Unter dem Titel „Brüche und Brücken“ wird in diesem neuen Buch die spannende Frage nach dem Kulturtransfer im Alpenraum verfolgt. Die Publikation geht auf eine Ringvorlesung der Universität Innsbruck zurück, die nicht nur im akademischen Raum, sondern auch beim Innsbrucker Stadtpublikum auf lebhaftes Interesse stieß, so daß man sich entschloß, die Vorträge in Buchform einem breiteren Publikum vorzustellen.
Die 22 Aufsätze dieses Bandes sind fast alle auch von Nicht-Fachleuten gut zu lesen (dies ist keineswegs selbstverständlich und verdankt sich dem Engagement des Verlagslektorats) und betrachten das Thema aus den verschieden-sten Perspektiven. So gibt es Beiträge über den Feuersteinhandel, die Wanderschäferei, Fernfahrer und Händler in der Antike, herrschaftliches Reisen in der frühen Neuzeit, lateinische Literatur, Tanzkultur, Sprachgeschichte oder regionale Literatur im 20. Jahrhundert. Die Beiträge beziehen sich meist auf den Raum Tirol/Südtirol, gehen aber manchmal auch darüber hinaus.
Auch wenn eine solche „bunte Mischung“ durchaus anregend sein kann, so überwiegen doch die Nachteile: Erstens gibt es weder eine allgemeine Einführung noch eine Synthese am Schluß, so daß die einzelnen Beiträge unverbunden nebeneinanderstehen.

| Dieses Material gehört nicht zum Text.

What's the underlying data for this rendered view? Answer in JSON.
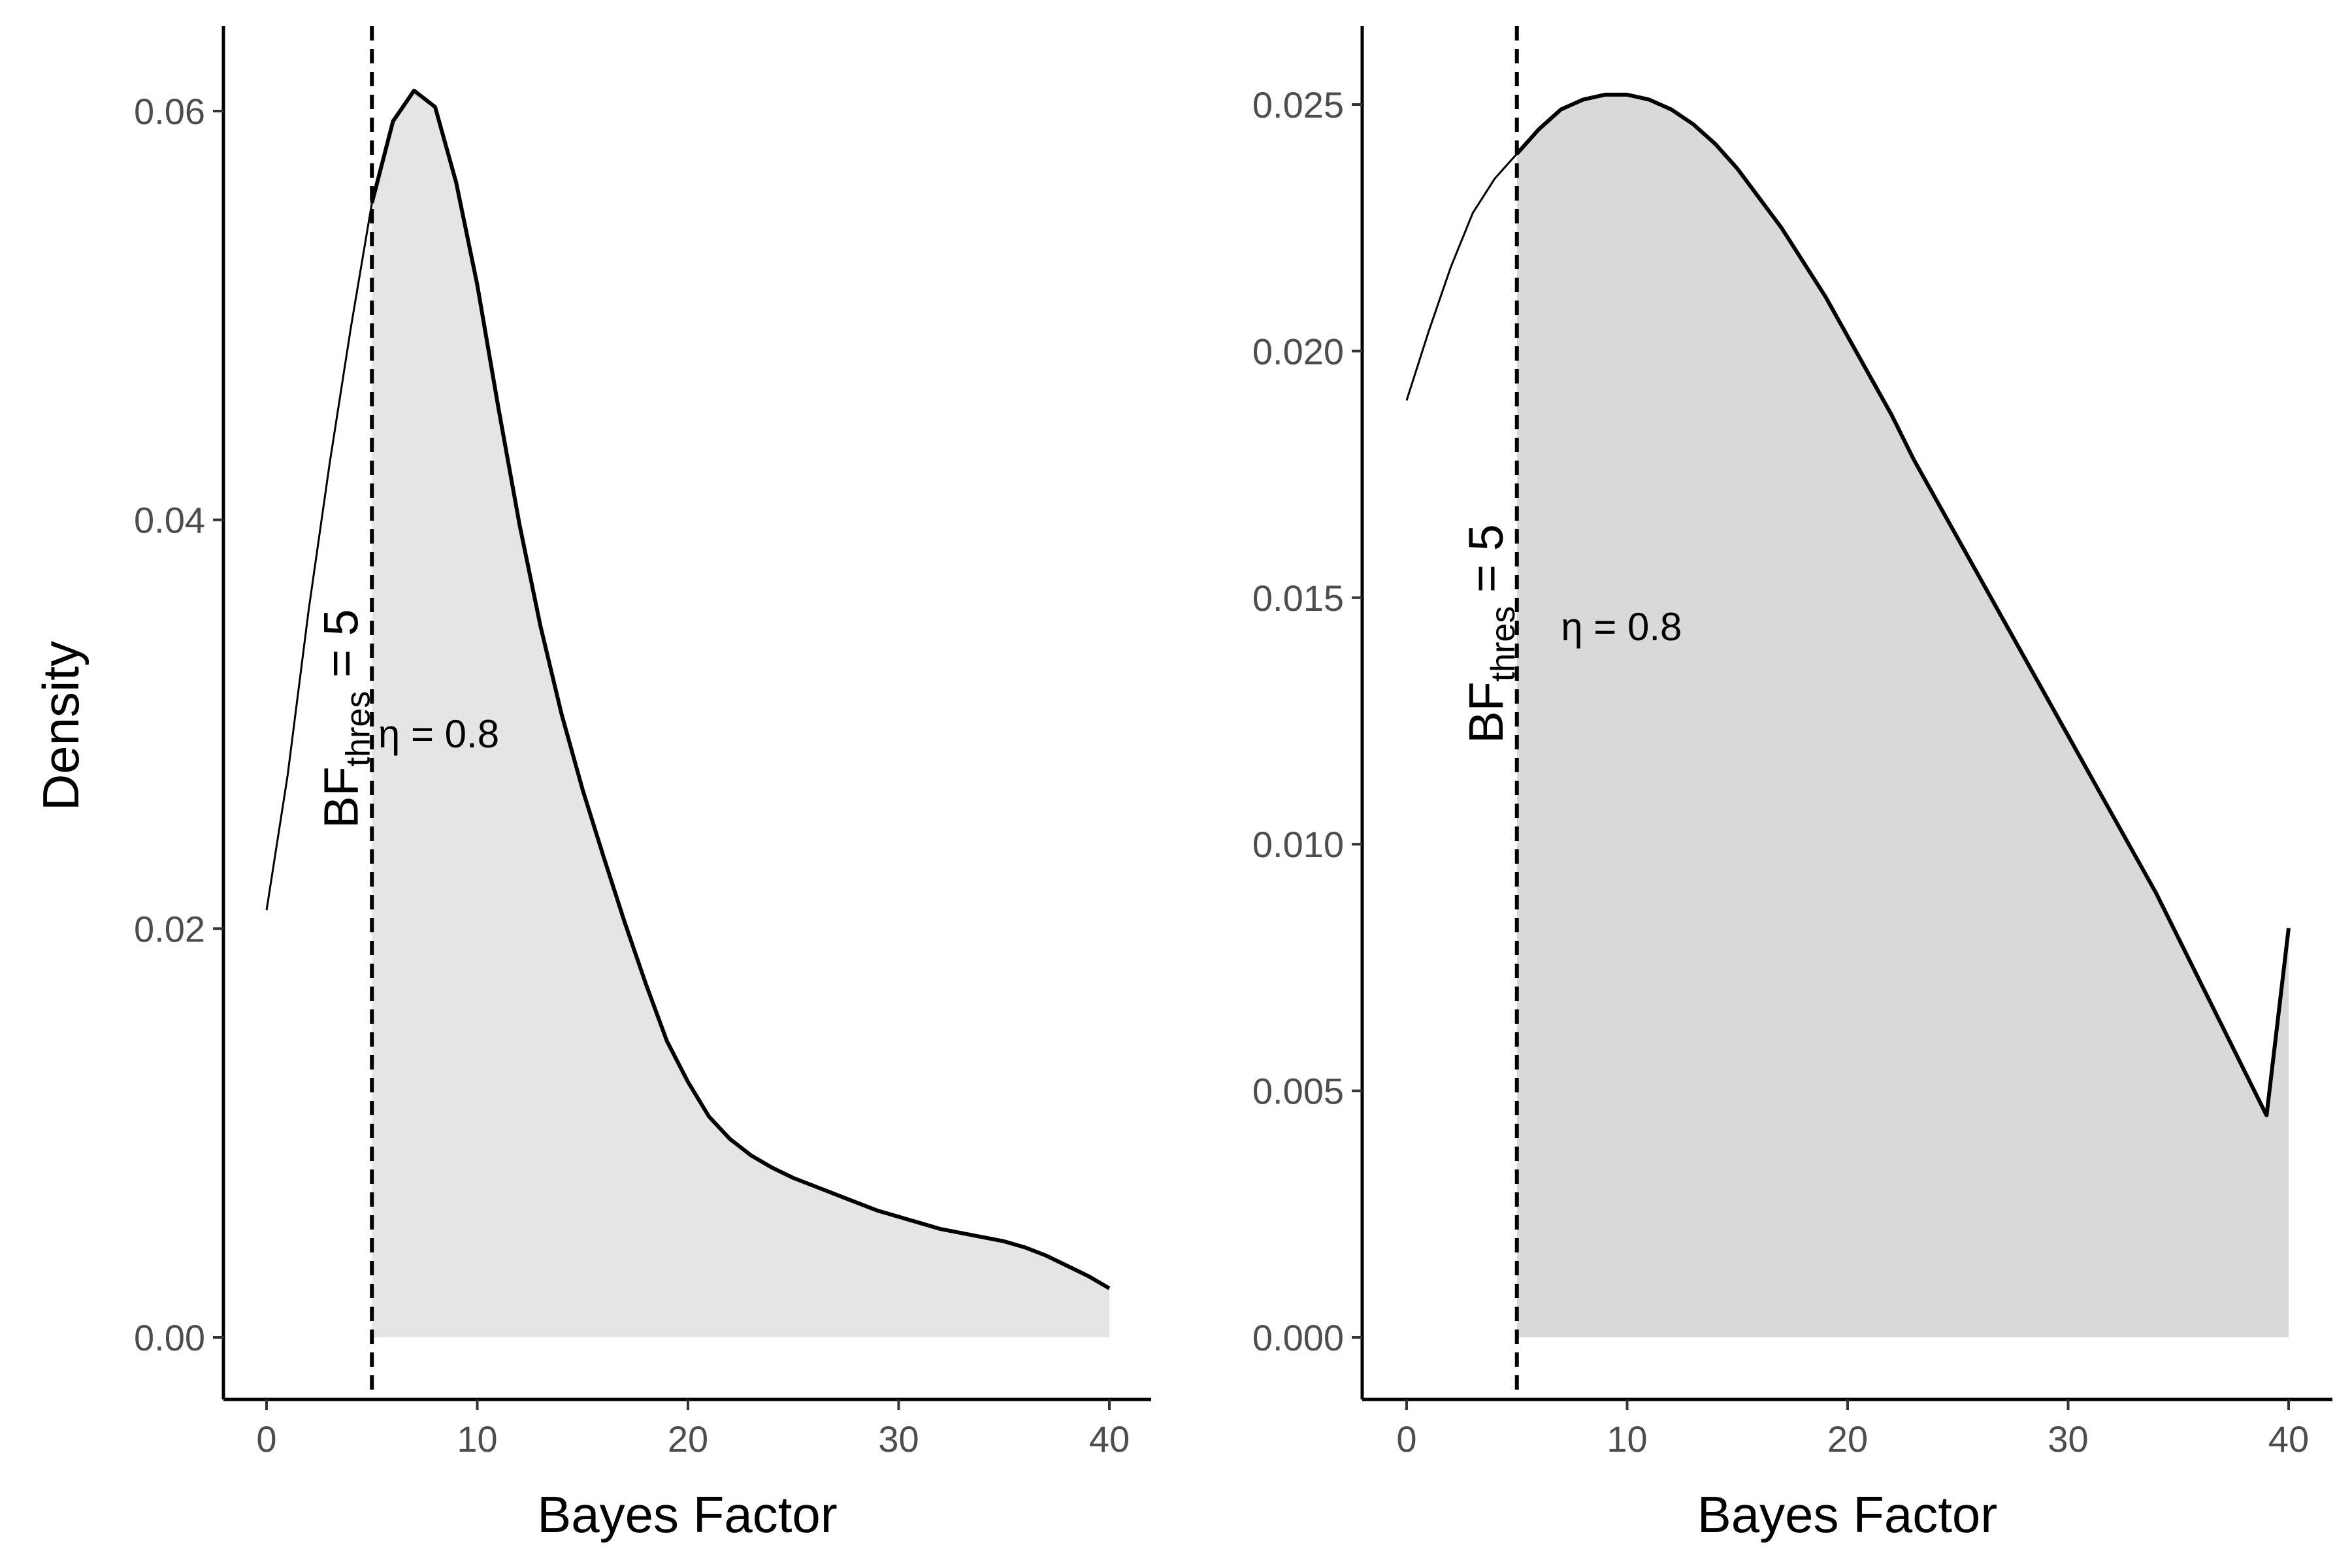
{
  "colors": {
    "curve": "#000000",
    "fill_left": "#e5e5e5",
    "fill_right": "#d9d9d9",
    "tick_text": "#4d4d4d"
  },
  "chart_data": [
    {
      "type": "area",
      "xlabel": "Bayes Factor",
      "ylabel": "Density",
      "xlim": [
        -2,
        42
      ],
      "ylim": [
        -0.003,
        0.0645
      ],
      "x_ticks": [
        0,
        10,
        20,
        30,
        40
      ],
      "y_ticks": [
        0.0,
        0.02,
        0.04,
        0.06
      ],
      "y_tick_labels": [
        "0.00",
        "0.02",
        "0.04",
        "0.06"
      ],
      "x_tick_labels": [
        "0",
        "10",
        "20",
        "30",
        "40"
      ],
      "threshold": 5,
      "threshold_label": {
        "main": "BF",
        "sub": "thres",
        "rest": " = 5"
      },
      "annotation": {
        "text": "η = 0.8",
        "x": 5.3,
        "y": 0.0295
      },
      "grid": false,
      "density": [
        [
          0,
          0.0209
        ],
        [
          1,
          0.0275
        ],
        [
          2,
          0.0356
        ],
        [
          3,
          0.0428
        ],
        [
          4,
          0.0494
        ],
        [
          5,
          0.0555
        ],
        [
          6,
          0.0595
        ],
        [
          7,
          0.061
        ],
        [
          8,
          0.0602
        ],
        [
          9,
          0.0565
        ],
        [
          10,
          0.0515
        ],
        [
          11,
          0.0455
        ],
        [
          12,
          0.0398
        ],
        [
          13,
          0.0348
        ],
        [
          14,
          0.0305
        ],
        [
          15,
          0.0268
        ],
        [
          16,
          0.0235
        ],
        [
          17,
          0.0203
        ],
        [
          18,
          0.0173
        ],
        [
          19,
          0.0145
        ],
        [
          20,
          0.0125
        ],
        [
          21,
          0.0108
        ],
        [
          22,
          0.0097
        ],
        [
          23,
          0.0089
        ],
        [
          24,
          0.0083
        ],
        [
          25,
          0.0078
        ],
        [
          26,
          0.0074
        ],
        [
          27,
          0.007
        ],
        [
          28,
          0.0066
        ],
        [
          29,
          0.0062
        ],
        [
          30,
          0.0059
        ],
        [
          31,
          0.0056
        ],
        [
          32,
          0.0053
        ],
        [
          33,
          0.0051
        ],
        [
          34,
          0.0049
        ],
        [
          35,
          0.0047
        ],
        [
          36,
          0.0044
        ],
        [
          37,
          0.004
        ],
        [
          38,
          0.0035
        ],
        [
          39,
          0.003
        ],
        [
          40,
          0.0024
        ]
      ]
    },
    {
      "type": "area",
      "xlabel": "Bayes Factor",
      "ylabel": "",
      "xlim": [
        -2,
        42
      ],
      "ylim": [
        -0.0013,
        0.0265
      ],
      "x_ticks": [
        0,
        10,
        20,
        30,
        40
      ],
      "y_ticks": [
        0.0,
        0.005,
        0.01,
        0.015,
        0.02,
        0.025
      ],
      "y_tick_labels": [
        "0.000",
        "0.005",
        "0.010",
        "0.015",
        "0.020",
        "0.025"
      ],
      "x_tick_labels": [
        "0",
        "10",
        "20",
        "30",
        "40"
      ],
      "threshold": 5,
      "threshold_label": {
        "main": "BF",
        "sub": "thres",
        "rest": " = 5"
      },
      "annotation": {
        "text": "η = 0.8",
        "x": 7,
        "y": 0.0144
      },
      "grid": false,
      "density": [
        [
          0,
          0.019
        ],
        [
          1,
          0.0204
        ],
        [
          2,
          0.0217
        ],
        [
          3,
          0.0228
        ],
        [
          4,
          0.0235
        ],
        [
          5,
          0.024
        ],
        [
          6,
          0.0245
        ],
        [
          7,
          0.0249
        ],
        [
          8,
          0.0251
        ],
        [
          9,
          0.0252
        ],
        [
          10,
          0.0252
        ],
        [
          11,
          0.0251
        ],
        [
          12,
          0.0249
        ],
        [
          13,
          0.0246
        ],
        [
          14,
          0.0242
        ],
        [
          15,
          0.0237
        ],
        [
          16,
          0.0231
        ],
        [
          17,
          0.0225
        ],
        [
          18,
          0.0218
        ],
        [
          19,
          0.0211
        ],
        [
          20,
          0.0203
        ],
        [
          21,
          0.0195
        ],
        [
          22,
          0.0187
        ],
        [
          23,
          0.0178
        ],
        [
          24,
          0.017
        ],
        [
          25,
          0.0162
        ],
        [
          26,
          0.0154
        ],
        [
          27,
          0.0146
        ],
        [
          28,
          0.0138
        ],
        [
          29,
          0.013
        ],
        [
          30,
          0.0122
        ],
        [
          31,
          0.0114
        ],
        [
          32,
          0.0106
        ],
        [
          33,
          0.0098
        ],
        [
          34,
          0.009
        ],
        [
          35,
          0.0081
        ],
        [
          36,
          0.0072
        ],
        [
          37,
          0.0063
        ],
        [
          38,
          0.0054
        ],
        [
          39,
          0.0045
        ],
        [
          40,
          0.0083
        ]
      ]
    }
  ]
}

Dies ist ärgerlich, weil die im Vorwort genannten Leitfragen – Sind die Alpen Barriere oder Scharnier in Europa, und gibt es hier überhaupt noch Neues zu erforschen? – so allgemein sind, daß sie keinen „roten Faden“ für das Buch ergeben.
Zweitens handelt es sich um eine Ringvorlesung der Geisteswissenschaftler; dadurch fehlen zahlreiche Fächer, die man zu dieser Thematik selbstverständlich erwartet (Geographie, Wirtschaft, Sozialwissenschaften, Politik), und dadurch wird die im Untertitel genannte „Gegenwart“ nur äußerst knapp behandelt.
Drittens stellen die Geisteswissenschaftler ihre Forschungsergebnisse vor. Das bedeutet, daß Überblicks- und Orientierungsdarstellungen – für Laien besonders interessant – fehlen. Fast immer dominieren Spezialthemen, bei denen man sich manchmal fragt, ob sie wirklich für ein „breiteres Publikum“ interessant sind. Entstanden ist so ein Zwitter, der für Laien zu speziell und für Fachleute zu allgemein ist. Schade.